Après le premier appel à projets lancé dans le cadre des pôles de compétitivité et qui a permis de récolter 68 dossiers, le deuxième tour vient de rendre son premier verdict; 171 acteurs dont 50 PME, 21 grandes entreprises, 70 acteurs académiques (universités) ainsi que des centres de recherche et de formation ont participé à ce deuxième tour qui a permis de rassembler 36 projets (recherche, formation, expansion économique). "Nous avons tiré des leçons du premier appel et la mobilisation générale à laquelle nous avons assisté est une première en Wallonie. Par ailleurs, les pôles commencent à travailler ensemble et ils ont un impact qui dépasse les cadres de leurs frontières", a commenté mercredi Jean-Claude Marcourt (PS), ministre wallon de l'Economie, de l'Emploi et du Commerce extérieur. Les 36 projets rentrés sont actuellement analysés par les 12 membres du jury international qui rendra son avis en mars.
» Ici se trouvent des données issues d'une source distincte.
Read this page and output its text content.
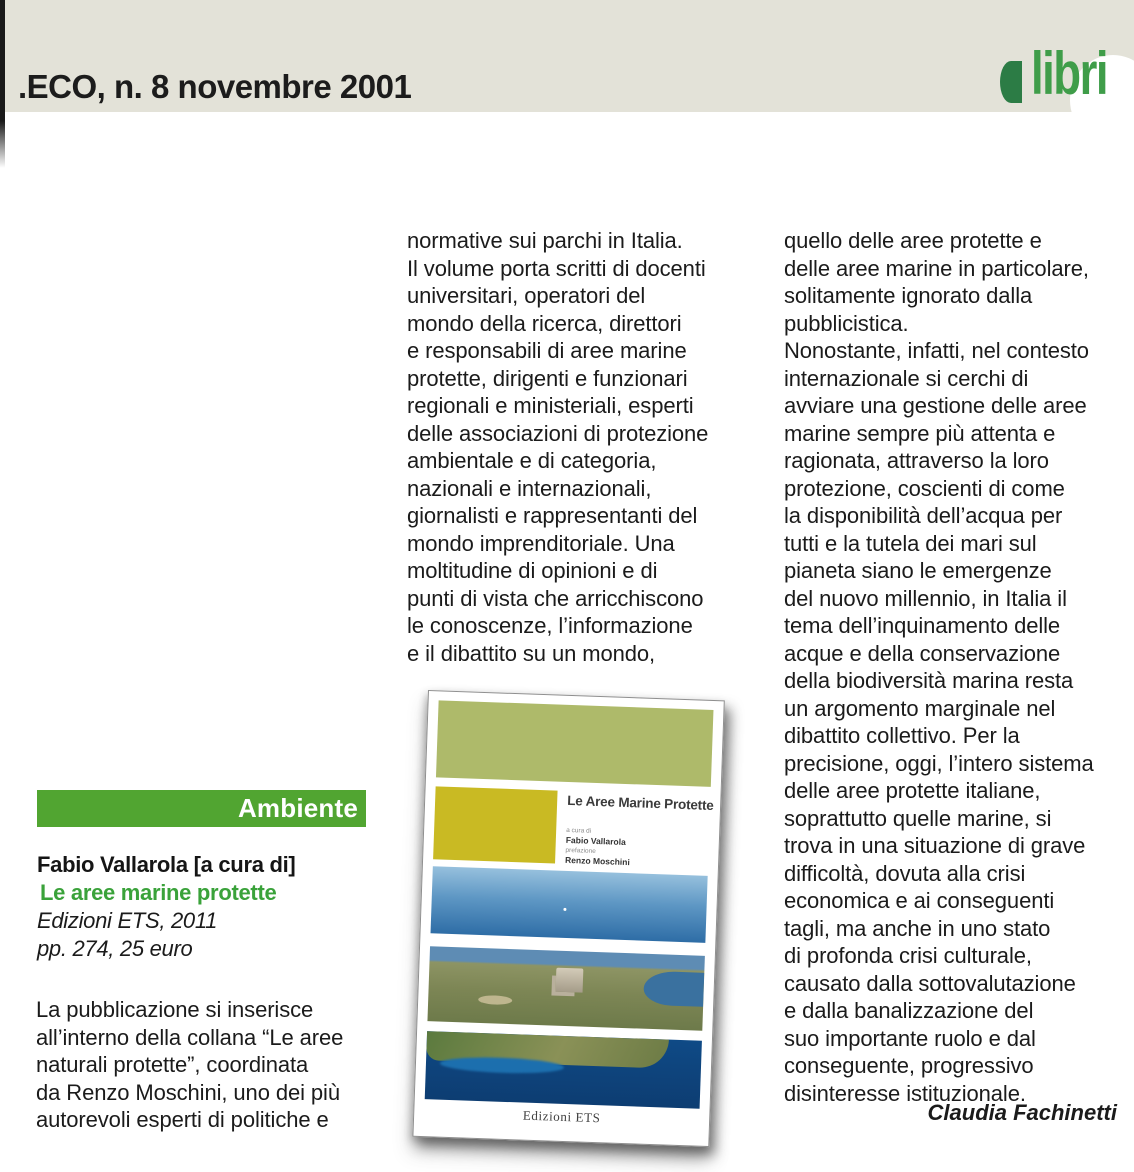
.ECO, n. 8 novembre 2001	libri
normative sui parchi in Italia.
Il volume porta scritti di docenti
universitari, operatori del
mondo della ricerca, direttori
e responsabili di aree marine
protette, dirigenti e funzionari
regionali e ministeriali, esperti
delle associazioni di protezione
ambientale e di categoria,
nazionali e internazionali,
giornalisti e rappresentanti del
mondo imprenditoriale. Una
moltitudine di opinioni e di
punti di vista che arricchiscono
le conoscenze, l’informazione
e il dibattito su un mondo,
quello delle aree protette e
delle aree marine in particolare,
solitamente ignorato dalla
pubblicistica.
Nonostante, infatti, nel contesto
internazionale si cerchi di
avviare una gestione delle aree
marine sempre più attenta e
ragionata, attraverso la loro
protezione, coscienti di come
la disponibilità dell’acqua per
tutti e la tutela dei mari sul
pianeta siano le emergenze
del nuovo millennio, in Italia il
tema dell’inquinamento delle
acque e della conservazione
della biodiversità marina resta
un argomento marginale nel
dibattito collettivo. Per la
precisione, oggi, l’intero sistema
delle aree protette italiane,
soprattutto quelle marine, si
trova in una situazione di grave
difficoltà, dovuta alla crisi
economica e ai conseguenti
tagli, ma anche in uno stato
di profonda crisi culturale,
causato dalla sottovalutazione
e dalla banalizzazione del
suo importante ruolo e dal
conseguente, progressivo
disinteresse istituzionale.
Claudia Fachinetti
Ambiente
Fabio Vallarola [a cura di]
Le aree marine protette
Edizioni ETS, 2011
pp. 274, 25 euro
La pubblicazione si inserisce
all’interno della collana “Le aree
naturali protette”, coordinata
da Renzo Moschini, uno dei più
autorevoli esperti di politiche e
Le Aree Marine Protette
a cura di
Fabio Vallarola
prefazione
Renzo Moschini
Edizioni ETS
On saura ainsi quels sont les dossiers finalement retenus, en attendant un troisième appel à projets annoncé pour le quatrième trimestre de cette année.

80 millions d'euros

En attendant, on sait d'ores et déjà que les 36 projets ont permis le maintien de 774 emplois dont un tiers d'emplois peu qualifiés. D'après les estimations, si tous les dossiers rentrés sont validés par le jury, ils donneraient lieu à la création de plus de 3 300 emplois (en trois ans) dont plus d'un millier d'indirects. "Il y a une surpondération des emplois très qualifiés, mais ceux-ci serviront de leviers pour les emplois peu qualifiés", a-t-il reconnu.

Le budget prévisionnel des projets est estimé à environ 80 millions d'euros dont 64,3 millions de subventions publiques. Les cinq pôles de compétitivité arrêtés par l'exécutif wallon dans le cadre du Plan Marshall ont participé au deuxième tour. La répartition du budget octroie 42 pc pour le pôle Biowin (sciences du vivant), 25 pc pour Mecatech (génie mécanique), 20 pc pour Wagralim (agroalimentaire), 7 pc pour Skywin (aéronautique et aérospatial) et 6 pc pour le pôle transport et logistique. Le premier appel avait rassemblé 68 projets dont 43 ont été retenus par le jury en avril 2006 pour 102 millions d'euros. Ils devraient générer la création d'environ 2 760 emplois dans moins de trois ans. D'après le ministre Marcourt, les conseils de gouvernance des pôles ont, cette fois, joué un rôle de premier tri dans les projets si bien que ceux qui sont rentrés sont plus matures que lors du premier appel.

De nouveaux pôles en vue

L'Union wallonne des entreprises (UWE) reproche toujours au gouvernement wallon d'avoir prédéterminé les cinq domaines dans lesquels on pouvait créer les pôles de compétitivité. Elle indique que d'autres pôles (économie d'énergie, isolation, etc.) auraient pu librement émerger de la part des acteurs. "Les secteurs retenus sont ceux où il existe aujourd'hui une base économique suffisante qu'en y mettant un accent, on peut faire un saut quantitatif et qualitatif pour devenir des compétiteurs au niveau européen et mondial. Mais on fera tout pour favoriser l'émergence d'autres secteurs et il n'est pas exclu que d'autres pôles soient labélisés à l'avenir", rétorque M. Marcourt.

L'UWE reconnaît toutefois que les pôles retenus participeront au renforcement du tissu économique wallon et à la création de nouvelles PME. Mais, "les pôles ont atteint aujourd'hui une dynamique propre, il faut que les prochains appels à projets soient faits suivant leur propre rythme. Jusqu'à présent, ils ont été déterminés par le calendrier du gouvernement", nous a confié Vincent Reuter, l'administrateur délégué de la fédération patronale wallonne.